The new data is also aimed at encouraging the Obama administration to update its measurement of affordability, a goal embraced by the heads of the three agencies participating in the inter-agency sustainability work.

Ron Sims, the deputy secretary of Housing and Urban Development who leads that sustainability office, has said that $10 million of his initial grant funding would go towards expanding the market for location-efficient mortgages that include transportation costs in their estimates of borrowers' income.

Sims, who joined Bernstein yesterday to discuss the CNT report, observed that the number of mortgage defaults during the current housing crisis was exacerbated because homeowners "did not realize they had a transportation cost burden and a mortgage."

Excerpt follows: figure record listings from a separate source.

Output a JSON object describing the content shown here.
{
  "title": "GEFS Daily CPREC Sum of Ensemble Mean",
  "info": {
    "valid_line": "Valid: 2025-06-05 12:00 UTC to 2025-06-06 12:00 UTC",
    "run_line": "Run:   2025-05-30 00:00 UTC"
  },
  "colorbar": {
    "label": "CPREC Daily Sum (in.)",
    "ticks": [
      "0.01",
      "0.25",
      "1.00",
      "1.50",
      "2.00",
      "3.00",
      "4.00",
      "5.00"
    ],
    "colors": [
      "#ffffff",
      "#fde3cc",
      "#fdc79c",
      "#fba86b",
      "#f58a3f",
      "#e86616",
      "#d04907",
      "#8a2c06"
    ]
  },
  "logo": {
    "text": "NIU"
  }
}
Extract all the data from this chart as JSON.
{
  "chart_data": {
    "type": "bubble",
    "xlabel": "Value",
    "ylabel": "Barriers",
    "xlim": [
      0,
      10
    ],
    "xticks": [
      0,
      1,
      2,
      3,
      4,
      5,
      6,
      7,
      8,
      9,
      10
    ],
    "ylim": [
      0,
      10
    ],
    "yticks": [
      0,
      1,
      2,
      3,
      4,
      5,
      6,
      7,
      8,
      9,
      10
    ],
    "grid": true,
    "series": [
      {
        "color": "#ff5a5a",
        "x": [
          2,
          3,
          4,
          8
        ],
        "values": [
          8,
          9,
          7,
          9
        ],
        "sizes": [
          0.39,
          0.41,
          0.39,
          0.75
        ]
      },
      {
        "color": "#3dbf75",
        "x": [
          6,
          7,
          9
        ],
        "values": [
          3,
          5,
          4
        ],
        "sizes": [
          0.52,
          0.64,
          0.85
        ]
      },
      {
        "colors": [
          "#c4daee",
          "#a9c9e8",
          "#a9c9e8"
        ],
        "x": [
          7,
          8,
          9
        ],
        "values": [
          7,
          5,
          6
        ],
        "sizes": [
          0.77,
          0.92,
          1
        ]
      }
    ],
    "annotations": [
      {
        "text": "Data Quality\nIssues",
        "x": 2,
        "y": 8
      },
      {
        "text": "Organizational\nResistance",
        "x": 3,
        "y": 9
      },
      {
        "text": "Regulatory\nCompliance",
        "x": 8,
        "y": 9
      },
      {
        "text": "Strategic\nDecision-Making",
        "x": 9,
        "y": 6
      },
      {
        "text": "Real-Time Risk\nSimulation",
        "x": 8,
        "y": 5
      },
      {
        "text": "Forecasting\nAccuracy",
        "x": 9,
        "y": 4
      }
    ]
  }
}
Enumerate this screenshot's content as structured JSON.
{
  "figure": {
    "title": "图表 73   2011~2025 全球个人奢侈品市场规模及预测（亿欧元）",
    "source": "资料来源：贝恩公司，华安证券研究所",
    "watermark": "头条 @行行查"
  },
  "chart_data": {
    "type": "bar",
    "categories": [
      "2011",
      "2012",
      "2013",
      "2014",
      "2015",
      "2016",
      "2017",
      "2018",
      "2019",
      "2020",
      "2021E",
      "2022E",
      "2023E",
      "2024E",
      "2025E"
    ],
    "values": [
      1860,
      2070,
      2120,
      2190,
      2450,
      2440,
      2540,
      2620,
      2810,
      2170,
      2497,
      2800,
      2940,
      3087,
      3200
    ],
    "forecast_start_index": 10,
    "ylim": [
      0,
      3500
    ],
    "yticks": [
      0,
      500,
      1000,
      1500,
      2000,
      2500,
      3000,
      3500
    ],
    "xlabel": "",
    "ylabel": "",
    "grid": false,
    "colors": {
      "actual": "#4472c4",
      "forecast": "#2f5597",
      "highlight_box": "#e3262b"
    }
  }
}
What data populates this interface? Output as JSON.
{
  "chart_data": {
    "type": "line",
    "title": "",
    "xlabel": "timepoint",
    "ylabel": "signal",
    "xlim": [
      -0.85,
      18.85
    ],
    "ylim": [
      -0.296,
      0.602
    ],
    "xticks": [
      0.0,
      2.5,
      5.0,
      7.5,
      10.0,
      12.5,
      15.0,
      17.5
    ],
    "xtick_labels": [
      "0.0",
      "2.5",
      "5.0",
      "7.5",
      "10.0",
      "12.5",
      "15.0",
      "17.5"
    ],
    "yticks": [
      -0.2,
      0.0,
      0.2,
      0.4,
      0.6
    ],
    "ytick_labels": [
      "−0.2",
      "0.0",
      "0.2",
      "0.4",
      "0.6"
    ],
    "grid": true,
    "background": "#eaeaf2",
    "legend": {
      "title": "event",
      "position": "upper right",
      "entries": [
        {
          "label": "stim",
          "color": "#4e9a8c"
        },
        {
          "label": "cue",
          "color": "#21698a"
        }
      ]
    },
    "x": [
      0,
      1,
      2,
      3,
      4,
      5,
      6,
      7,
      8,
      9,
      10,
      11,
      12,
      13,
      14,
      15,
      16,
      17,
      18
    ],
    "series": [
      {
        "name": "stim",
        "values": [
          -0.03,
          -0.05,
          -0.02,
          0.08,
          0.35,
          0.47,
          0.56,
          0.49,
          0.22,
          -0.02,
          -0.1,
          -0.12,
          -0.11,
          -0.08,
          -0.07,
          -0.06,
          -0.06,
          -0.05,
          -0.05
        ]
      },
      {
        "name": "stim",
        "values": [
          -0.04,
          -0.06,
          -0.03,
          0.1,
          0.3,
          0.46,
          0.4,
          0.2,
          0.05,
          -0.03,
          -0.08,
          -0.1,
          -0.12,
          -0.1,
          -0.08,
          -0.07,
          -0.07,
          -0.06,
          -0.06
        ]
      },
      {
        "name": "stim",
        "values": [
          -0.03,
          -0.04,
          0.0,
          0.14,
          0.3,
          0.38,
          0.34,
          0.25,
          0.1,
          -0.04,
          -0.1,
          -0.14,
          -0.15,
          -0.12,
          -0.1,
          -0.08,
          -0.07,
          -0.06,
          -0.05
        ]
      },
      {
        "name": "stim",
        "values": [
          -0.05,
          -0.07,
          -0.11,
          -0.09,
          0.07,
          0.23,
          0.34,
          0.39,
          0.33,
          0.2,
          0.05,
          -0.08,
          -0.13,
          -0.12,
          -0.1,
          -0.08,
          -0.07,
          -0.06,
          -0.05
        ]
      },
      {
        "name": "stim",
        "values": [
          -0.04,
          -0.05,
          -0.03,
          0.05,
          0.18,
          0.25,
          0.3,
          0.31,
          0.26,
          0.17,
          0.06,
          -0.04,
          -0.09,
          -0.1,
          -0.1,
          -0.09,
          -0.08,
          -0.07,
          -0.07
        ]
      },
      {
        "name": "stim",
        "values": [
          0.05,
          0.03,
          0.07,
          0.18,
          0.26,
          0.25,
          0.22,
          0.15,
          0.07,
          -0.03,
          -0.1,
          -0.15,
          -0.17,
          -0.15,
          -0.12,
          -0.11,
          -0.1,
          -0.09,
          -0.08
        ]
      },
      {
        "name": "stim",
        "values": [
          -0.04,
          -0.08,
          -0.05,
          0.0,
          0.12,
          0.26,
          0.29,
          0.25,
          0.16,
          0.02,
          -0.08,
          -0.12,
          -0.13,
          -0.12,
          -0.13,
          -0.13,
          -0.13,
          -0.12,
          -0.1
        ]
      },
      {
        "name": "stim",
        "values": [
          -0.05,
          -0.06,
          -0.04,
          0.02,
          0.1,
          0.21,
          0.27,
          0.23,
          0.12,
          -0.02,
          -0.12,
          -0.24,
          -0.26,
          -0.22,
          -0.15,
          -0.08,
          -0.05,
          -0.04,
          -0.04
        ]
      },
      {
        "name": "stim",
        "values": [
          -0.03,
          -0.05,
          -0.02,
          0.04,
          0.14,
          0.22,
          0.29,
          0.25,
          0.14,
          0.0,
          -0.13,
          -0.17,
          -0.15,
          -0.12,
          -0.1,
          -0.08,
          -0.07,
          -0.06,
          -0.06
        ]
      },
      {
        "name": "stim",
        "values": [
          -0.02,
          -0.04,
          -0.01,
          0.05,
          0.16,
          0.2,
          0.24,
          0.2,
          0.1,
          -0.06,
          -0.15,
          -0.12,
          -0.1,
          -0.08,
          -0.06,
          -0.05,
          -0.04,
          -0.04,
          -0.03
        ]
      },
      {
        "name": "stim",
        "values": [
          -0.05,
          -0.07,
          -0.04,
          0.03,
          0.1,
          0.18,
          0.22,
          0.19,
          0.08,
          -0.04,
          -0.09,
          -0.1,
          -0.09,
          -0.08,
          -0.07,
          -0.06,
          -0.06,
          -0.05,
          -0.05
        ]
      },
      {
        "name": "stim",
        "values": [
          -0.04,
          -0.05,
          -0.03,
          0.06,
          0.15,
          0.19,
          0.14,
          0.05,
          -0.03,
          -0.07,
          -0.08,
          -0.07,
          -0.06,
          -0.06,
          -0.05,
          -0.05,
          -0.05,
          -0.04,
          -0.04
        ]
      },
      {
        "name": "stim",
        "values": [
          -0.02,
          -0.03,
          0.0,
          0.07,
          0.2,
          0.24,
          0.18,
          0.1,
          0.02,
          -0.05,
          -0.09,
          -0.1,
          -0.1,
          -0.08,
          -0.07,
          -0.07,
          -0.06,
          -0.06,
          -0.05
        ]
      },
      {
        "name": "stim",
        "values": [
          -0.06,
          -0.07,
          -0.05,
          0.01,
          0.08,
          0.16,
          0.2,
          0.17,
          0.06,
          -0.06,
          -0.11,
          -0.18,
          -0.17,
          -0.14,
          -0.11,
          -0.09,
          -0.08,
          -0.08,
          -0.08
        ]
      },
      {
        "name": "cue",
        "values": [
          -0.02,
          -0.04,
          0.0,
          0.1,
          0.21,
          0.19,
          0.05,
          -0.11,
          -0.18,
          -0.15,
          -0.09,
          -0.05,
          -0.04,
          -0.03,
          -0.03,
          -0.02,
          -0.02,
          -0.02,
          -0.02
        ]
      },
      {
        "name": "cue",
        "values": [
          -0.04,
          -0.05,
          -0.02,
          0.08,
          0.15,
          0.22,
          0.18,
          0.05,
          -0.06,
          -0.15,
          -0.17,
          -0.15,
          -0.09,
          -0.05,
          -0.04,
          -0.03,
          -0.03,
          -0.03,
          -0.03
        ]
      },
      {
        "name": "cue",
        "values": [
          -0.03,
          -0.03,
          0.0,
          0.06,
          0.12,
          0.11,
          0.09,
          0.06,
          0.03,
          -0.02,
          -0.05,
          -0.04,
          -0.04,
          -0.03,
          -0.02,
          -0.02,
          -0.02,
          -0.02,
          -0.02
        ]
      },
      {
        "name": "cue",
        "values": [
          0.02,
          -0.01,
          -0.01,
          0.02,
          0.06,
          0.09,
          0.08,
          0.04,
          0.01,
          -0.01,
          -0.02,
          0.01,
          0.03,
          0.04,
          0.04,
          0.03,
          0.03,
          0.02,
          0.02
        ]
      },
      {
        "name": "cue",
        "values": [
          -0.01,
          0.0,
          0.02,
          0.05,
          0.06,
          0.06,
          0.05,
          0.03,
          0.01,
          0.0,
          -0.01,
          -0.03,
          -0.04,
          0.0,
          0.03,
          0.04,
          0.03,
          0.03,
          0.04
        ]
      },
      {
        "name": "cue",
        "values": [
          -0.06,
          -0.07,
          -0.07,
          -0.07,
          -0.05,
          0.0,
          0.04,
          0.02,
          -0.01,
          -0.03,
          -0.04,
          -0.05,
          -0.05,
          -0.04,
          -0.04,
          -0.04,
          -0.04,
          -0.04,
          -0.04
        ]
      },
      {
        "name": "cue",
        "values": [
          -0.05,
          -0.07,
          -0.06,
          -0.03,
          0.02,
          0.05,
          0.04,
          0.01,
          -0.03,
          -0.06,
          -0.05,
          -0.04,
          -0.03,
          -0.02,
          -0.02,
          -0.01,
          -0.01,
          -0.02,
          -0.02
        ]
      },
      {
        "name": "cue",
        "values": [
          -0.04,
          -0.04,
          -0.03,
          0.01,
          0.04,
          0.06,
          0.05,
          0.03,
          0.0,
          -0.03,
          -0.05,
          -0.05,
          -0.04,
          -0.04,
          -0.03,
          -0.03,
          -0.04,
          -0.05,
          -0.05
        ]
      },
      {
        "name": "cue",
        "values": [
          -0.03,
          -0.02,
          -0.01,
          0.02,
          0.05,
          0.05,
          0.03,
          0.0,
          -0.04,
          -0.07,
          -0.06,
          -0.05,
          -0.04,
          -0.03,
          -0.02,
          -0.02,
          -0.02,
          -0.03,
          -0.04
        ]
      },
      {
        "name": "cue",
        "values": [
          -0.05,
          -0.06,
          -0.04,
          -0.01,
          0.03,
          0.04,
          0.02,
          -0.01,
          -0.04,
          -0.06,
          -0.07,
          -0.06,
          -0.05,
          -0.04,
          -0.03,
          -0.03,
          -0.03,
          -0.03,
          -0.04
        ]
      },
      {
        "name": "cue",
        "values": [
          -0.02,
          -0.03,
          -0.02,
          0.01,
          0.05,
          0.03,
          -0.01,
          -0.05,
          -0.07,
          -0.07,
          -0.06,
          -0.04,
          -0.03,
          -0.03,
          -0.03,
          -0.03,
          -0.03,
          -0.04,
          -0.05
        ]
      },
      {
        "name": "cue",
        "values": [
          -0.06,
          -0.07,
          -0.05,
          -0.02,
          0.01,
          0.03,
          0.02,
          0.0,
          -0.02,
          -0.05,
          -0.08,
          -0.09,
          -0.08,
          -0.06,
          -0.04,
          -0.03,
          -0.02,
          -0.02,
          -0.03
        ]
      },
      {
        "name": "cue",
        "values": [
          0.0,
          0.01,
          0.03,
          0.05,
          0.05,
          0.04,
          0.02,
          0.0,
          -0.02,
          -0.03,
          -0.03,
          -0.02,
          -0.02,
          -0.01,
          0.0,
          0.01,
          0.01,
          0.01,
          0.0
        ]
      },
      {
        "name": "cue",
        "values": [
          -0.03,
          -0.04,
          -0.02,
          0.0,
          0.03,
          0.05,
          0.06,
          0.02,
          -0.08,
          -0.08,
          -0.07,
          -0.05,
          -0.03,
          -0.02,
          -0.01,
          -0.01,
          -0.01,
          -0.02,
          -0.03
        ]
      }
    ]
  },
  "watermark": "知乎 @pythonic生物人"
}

The CNT also pinpointed another legislative goal for its index: enacting legislation requiring real estate agents, landlords, and other housing brokers to publicly disclose neighborhood transportation costs when marketing a property. Bernstein told reporters that Rep. Earl Blumenauer (D-OR) would introduce a bill proposing that change in the coming days.

Measuring the combined local burden of transportation and housing costs could influence more than just the mortgage market and government housing policy. Randy Blankenhorn, executive director of the Chicago Metropolitan Agency for Planning, said the CNT index helped planners in his area make difficult decisions on how to use their available funding for new transportation projects -- which totaled just 2.7 percent of this year's revenue. (The remainder of revenue went to maintenance of existing infrastructure, he added.)

Blankenhorn predicted that the CNT index could help urban officials focus on a transportation agenda that's "not just about [fighting] congestion, but about bringing people closer to jobs."